Pensez-vous que Samir Handal encourt une longue peine si les charges retenues contre lui sont vraies ?
Cela dépendra de la charge retenue comme lui, comme je vous l’ai déjà dit je ne sais pas si les faits qui lui sont reprochés seront retenus. S’il est condamné, je pense qu’il aura au minimum de 20 ans d’emprisonnement aux travaux forcés. Malheureusement, les travaux forcés sont légaux dans le Code pénal haïtien encore en vigueur.
Ce code ne sera plus en vigueur à partir de juin 2022. Un autre code pénal sera adopté et ce document n’est pas le Code pénal de Jovenel Moïse comme on a souvent l’habitude de le dire. Le travail pour le renouvellement de ce code date d’une dizaine d’années. Si le travail avait pris fin sous la présidence de Jovenel, je crois qu’il serait normal de l’adopter sous son administration.
Avez-vous une idée sur le nombre de nationalités que détient monsieur Handal ?

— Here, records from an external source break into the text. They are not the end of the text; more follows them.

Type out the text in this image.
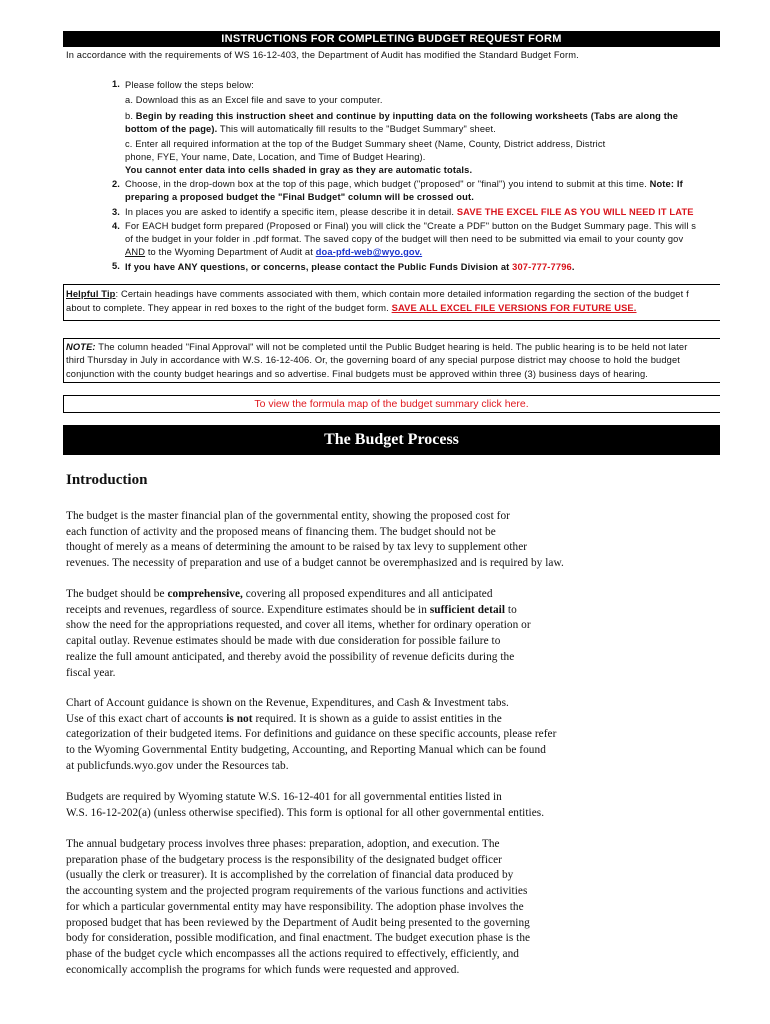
INSTRUCTIONS FOR COMPLETING BUDGET REQUEST FORM
In accordance with the requirements of WS 16-12-403, the Department of Audit has modified the Standard Budget Form.
1. Please follow the steps below:
a. Download this as an Excel file and save to your computer.
b. Begin by reading this instruction sheet and continue by inputting data on the following worksheets (Tabs are along the
bottom of the page). This will automatically fill results to the "Budget Summary" sheet.
c. Enter all required information at the top of the Budget Summary sheet (Name, County, District address, District
phone, FYE, Your name, Date, Location, and Time of Budget Hearing).
You cannot enter data into cells shaded in gray as they are automatic totals.
2. Choose, in the drop-down box at the top of this page, which budget ("proposed" or "final") you intend to submit at this time. Note: If
preparing a proposed budget the "Final Budget" column will be crossed out.
3. In places you are asked to identify a specific item, please describe it in detail. SAVE THE EXCEL FILE AS YOU WILL NEED IT LATE
4. For EACH budget form prepared (Proposed or Final) you will click the "Create a PDF" button on the Budget Summary page. This will s
of the budget in your folder in .pdf format. The saved copy of the budget will then need to be submitted via email to your county gov
AND to the Wyoming Department of Audit at doa-pfd-web@wyo.gov.
5. If you have ANY questions, or concerns, please contact the Public Funds Division at 307-777-7796.
Helpful Tip: Certain headings have comments associated with them, which contain more detailed information regarding the section of the budget f
about to complete. They appear in red boxes to the right of the budget form. SAVE ALL EXCEL FILE VERSIONS FOR FUTURE USE.
NOTE: The column headed "Final Approval" will not be completed until the Public Budget hearing is held. The public hearing is to be held not later
third Thursday in July in accordance with W.S. 16-12-406. Or, the governing board of any special purpose district may choose to hold the budget
conjunction with the county budget hearings and so advertise. Final budgets must be approved within three (3) business days of hearing.
To view the formula map of the budget summary click here.
The Budget Process
Introduction
The budget is the master financial plan of the governmental entity, showing the proposed cost for
each function of activity and the proposed means of financing them. The budget should not be
thought of merely as a means of determining the amount to be raised by tax levy to supplement other
revenues. The necessity of preparation and use of a budget cannot be overemphasized and is required by law.
The budget should be comprehensive, covering all proposed expenditures and all anticipated
receipts and revenues, regardless of source. Expenditure estimates should be in sufficient detail to
show the need for the appropriations requested, and cover all items, whether for ordinary operation or
capital outlay. Revenue estimates should be made with due consideration for possible failure to
realize the full amount anticipated, and thereby avoid the possibility of revenue deficits during the
fiscal year.
Chart of Account guidance is shown on the Revenue, Expenditures, and Cash & Investment tabs.
Use of this exact chart of accounts is not required. It is shown as a guide to assist entities in the
categorization of their budgeted items. For definitions and guidance on these specific accounts, please refer
to the Wyoming Governmental Entity budgeting, Accounting, and Reporting Manual which can be found
at publicfunds.wyo.gov under the Resources tab.
Budgets are required by Wyoming statute W.S. 16-12-401 for all governmental entities listed in
W.S. 16-12-202(a) (unless otherwise specified). This form is optional for all other governmental entities.
The annual budgetary process involves three phases: preparation, adoption, and execution. The
preparation phase of the budgetary process is the responsibility of the designated budget officer
(usually the clerk or treasurer). It is accomplished by the correlation of financial data produced by
the accounting system and the projected program requirements of the various functions and activities
for which a particular governmental entity may have responsibility. The adoption phase involves the
proposed budget that has been reviewed by the Department of Audit being presented to the governing
body for consideration, possible modification, and final enactment. The budget execution phase is the
phase of the budget cycle which encompasses all the actions required to effectively, efficiently, and
economically accomplish the programs for which funds were requested and approved.
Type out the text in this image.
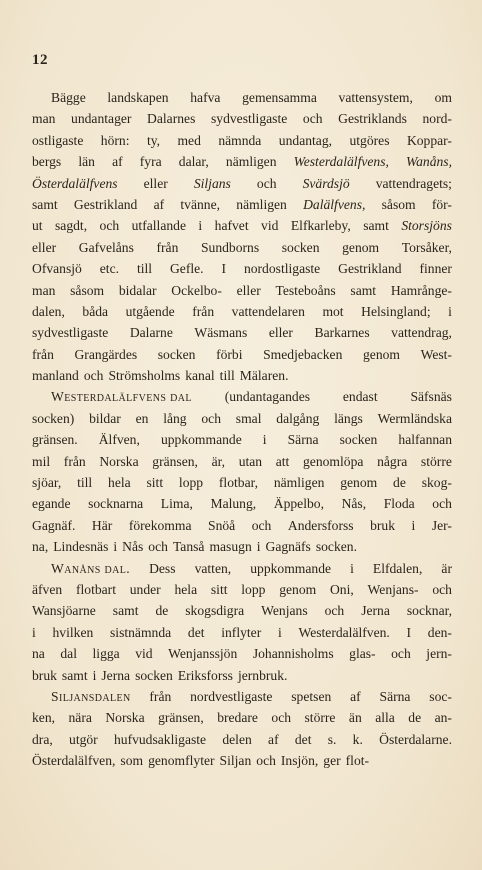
12
Bägge landskapen hafva gemensamma vattensystem, om
man undantager Dalarnes sydvestligaste och Gestriklands nord-
ostligaste hörn: ty, med nämnda undantag, utgöres Koppar-
bergs län af fyra dalar, nämligen Westerdalälfvens, Wanåns,
Österdalälfvens eller Siljans och Svärdsjö vattendragets;
samt Gestrikland af tvänne, nämligen Dalälfvens, såsom för-
ut sagdt, och utfallande i hafvet vid Elfkarleby, samt Storsjöns
eller Gafvelåns från Sundborns socken genom Torsåker,
Ofvansjö etc. till Gefle. I nordostligaste Gestrikland finner
man såsom bidalar Ockelbo- eller Testeboåns samt Hamrånge-
dalen, båda utgående från vattendelaren mot Helsingland; i
sydvestligaste Dalarne Wäsmans eller Barkarnes vattendrag,
från Grangärdes socken förbi Smedjebacken genom West-
manland och Strömsholms kanal till Mälaren.
Westerdalälfvens dal (undantagandes endast Säfsnäs
socken) bildar en lång och smal dalgång längs Wermländska
gränsen. Älfven, uppkommande i Särna socken halfannan
mil från Norska gränsen, är, utan att genomlöpa några större
sjöar, till hela sitt lopp flotbar, nämligen genom de skog-
egande socknarna Lima, Malung, Äppelbo, Nås, Floda och
Gagnäf. Här förekomma Snöå och Andersforss bruk i Jer-
na, Lindesnäs i Nås och Tanså masugn i Gagnäfs socken.
Wanåns dal. Dess vatten, uppkommande i Elfdalen, är
äfven flotbart under hela sitt lopp genom Oni, Wenjans- och
Wansjöarne samt de skogsdigra Wenjans och Jerna socknar,
i hvilken sistnämnda det inflyter i Westerdalälfven. I den-
na dal ligga vid Wenjanssjön Johannisholms glas- och jern-
bruk samt i Jerna socken Eriksforss jernbruk.
Siljansdalen från nordvestligaste spetsen af Särna soc-
ken, nära Norska gränsen, bredare och större än alla de an-
dra, utgör hufvudsakligaste delen af det s. k. Österdalarne.
Österdalälfven, som genomflyter Siljan och Insjön, ger flot-
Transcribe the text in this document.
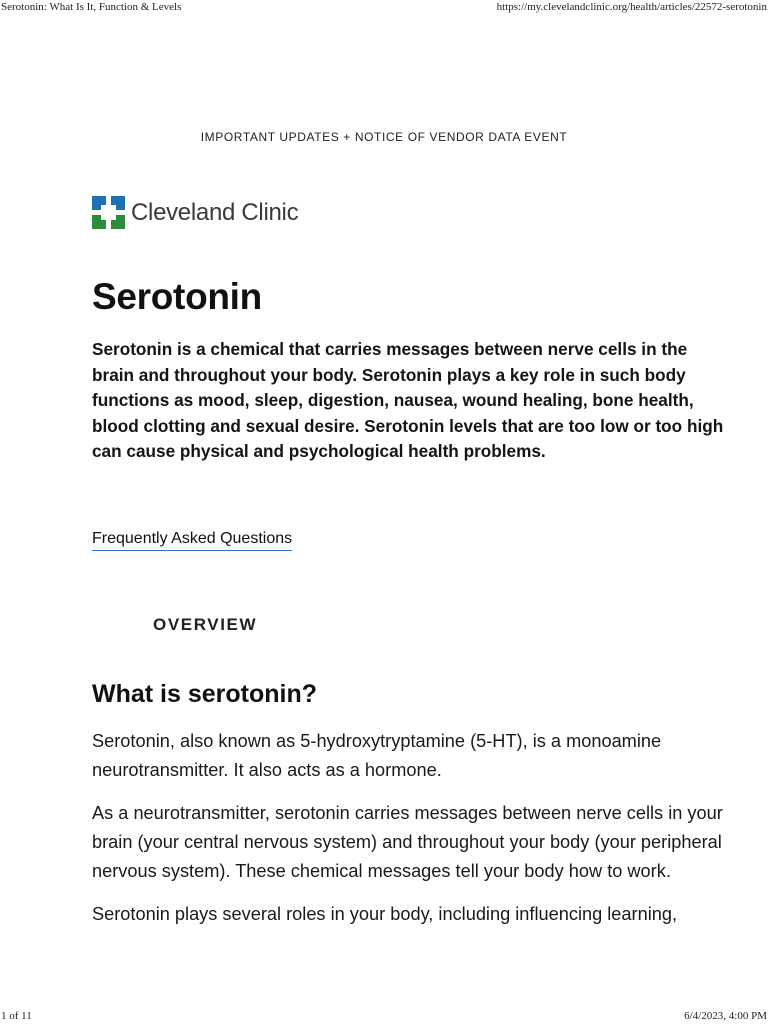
Serotonin: What Is It, Function & Levels	https://my.clevelandclinic.org/health/articles/22572-serotonin
IMPORTANT UPDATES + NOTICE OF VENDOR DATA EVENT
Cleveland Clinic
Serotonin

Serotonin is a chemical that carries messages between nerve cells in the brain and throughout your body. Serotonin plays a key role in such body functions as mood, sleep, digestion, nausea, wound healing, bone health, blood clotting and sexual desire. Serotonin levels that are too low or too high can cause physical and psychological health problems.

Frequently Asked Questions
OVERVIEW
What is serotonin?

Serotonin, also known as 5-hydroxytryptamine (5-HT), is a monoamine neurotransmitter. It also acts as a hormone.

As a neurotransmitter, serotonin carries messages between nerve cells in your brain (your central nervous system) and throughout your body (your peripheral nervous system). These chemical messages tell your body how to work.

Serotonin plays several roles in your body, including influencing learning,

1 of 11	6/4/2023, 4:00 PM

Je ne connais pas en réalité le nombre de nationalités que détient monsieur Handal. Il est palestinien, haïtien… En clair, il y a au moins 3 passeports étrangers avec son nom qui circule sur les réseaux sociaux. Je crois que le cas de Samir Handal est un exemple concret des cas de plurinationalité. Un individu peut avoir une dizaine de nationalités, ce n’est pas un souci ni un crime devant la loi. Mais en cas où cet individu se trouve dans une situation juridique, on doit déterminer une nationalité d’appartenance pour pouvoir la juger. Je pense que Samir Handal peut se retrouver dans une pareille situation.
Admettons que Haïti sollicite son extradition alors que, un des pays où il avait sa nationalité formule aussi la même demande pour leur citoyen. Dès lors, il y aura un conflit positif de nationalité entre les pays qui demandent son extradition. En cas où son dossier se présente ainsi, les autorités turques vont évoquer une théorie pour déterminer une seule parmi toutes les nationalités.
La meilleure règle à évoquer dans ce cas est la théorie des attachés prépondérants. Cette théorie va pouvoir donner la préférence à la nationalité haïtienne sur toutes les autres nationalités en raison de son attachement au pays vu que c’est là qu’il développe ses activités commerciales et son entreprise. Sur cette base, on va dire que la nationalité haïtienne est la plus effective parmi les autres nationalités.
Il est palestinien, haïtien… En clair, il y a au moins 3 passeports étrangers avec son nom qui circule sur les réseaux sociaux.
Pourquoi dites-vous que les cas de plurinationalités ne posent aucun problème ?
Ce que les gens ne comprennent pas c’est qu’il existe deux situations possibles pour qu’un individu ait plusieurs nationalités. La première est la naturalisation. Une personne née haïtien peut être naturalisée américain et canadien par la suite. Dans ce cas, l’individu détient trois nationalités. La deuxième situation est par naissance. Par exemple, une personne peut être née sur le sol américain d’un père haïtien et d’une mère canadienne.
Ces cas sont légion et comme je vous le dis, lorsque ces gens sont en contravention avec la justice, il y a des théories qu’on doit appliquer, ils sont au nombre de deux : la théorie de l’antériorité et celle des attachés prépondérants. La théorie de l’antériorité est celle qui considère que l’enfant doit avoir la nationalité la plus ancienne. Cette théorie s’applique surtout pour les naturalisés.